Mambazo lead vocalist Sibongiseni Shabalala explains that the album was aimed to record familiar songs that are sung in the churches, particularly with the aim to lift spirits following the devastating impact and loss of the Covid-19 pandemic. “We all lost our loved ones or know someone who lost someone during the pandemic, so we wanted to record songs that will soothe people’s spirits and remind them that God is still with us and He loves us all. It is also a prayer album. Our wish is for all people to heal, be comforted and be strengthened to carry on with life and all its challenges,” he reflects.

The band has always dedicated its life to God and this was an opportune time to celebrate music from the South African church with original compositions inspired by age old traditions.

They breathe new life on Joy Peace and Happiness. They harmonise and elevate this old hymn and favourite to heights it has never reached before.
Wonderfull Love is a simple rendition with catchy if not playful singalongs. The band croons as they glorify the love of God. It’s so high, you can’t over it/ so low you can’t go under it/ so wide you can’t go around it/ oh wonderful love. The love of God is so wonderful/ The love of God is so marvellous/ The love of God is so beautiful/ oh wonderful love.

Unkulunkulu is steeped in Zulu rhythms complete with elements and refrains that locate it in churches that fuse traditional customs and singing with religion. The song is an affirmation of God’s love that doesn’t choose. God doesn’t have favourites, they sing.

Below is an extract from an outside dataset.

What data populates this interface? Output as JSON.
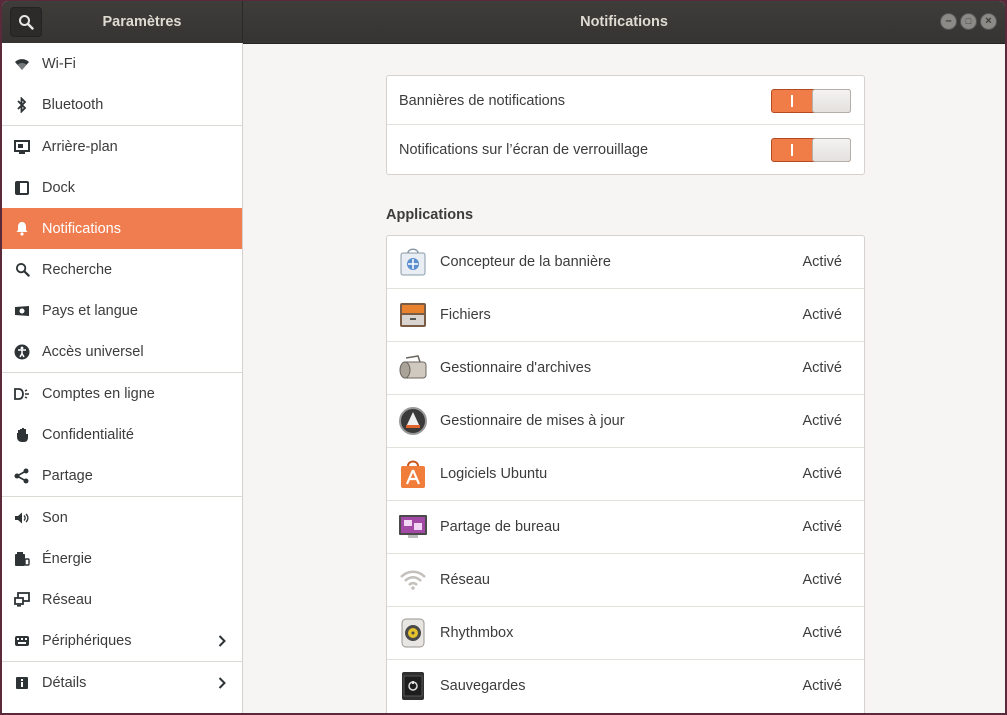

He loves all those who love Him and His love is big and enough for all. It’s a reminder of God’s undying love to His creation and that in His eyes we are all his people. The song ends with a live rendition of Halala ngoJesu at a venue with boisterous singing along from multitudes accompanied by a faint keyboard. This is a taste of what happens in churches and tents across the land when Africans worship.

“This album was most influenced by the desire of the group to show the fans that we care about them and we suffered together during the tough times and we pray for everyone to be able to heal around the world,”
says Shabalala.

It took the group six months of rehearsing and learning the songs before heading to studio to record, a process that last two weeks.
The album is released under Mambazo Music as a joint venture with Gallo Music. Under Mambazo Music, the band has signed three acapella groups Mahlakaneng, Meduduetsane – Basadi and Gudfellaz made up of Tshepo Mtela (tenor), Poloko Kgwebane (soprano), Joel Maputle (bass and beat box), Puso Moraope (alto).
Songs from the South African Church is available on all digital streaming platforms.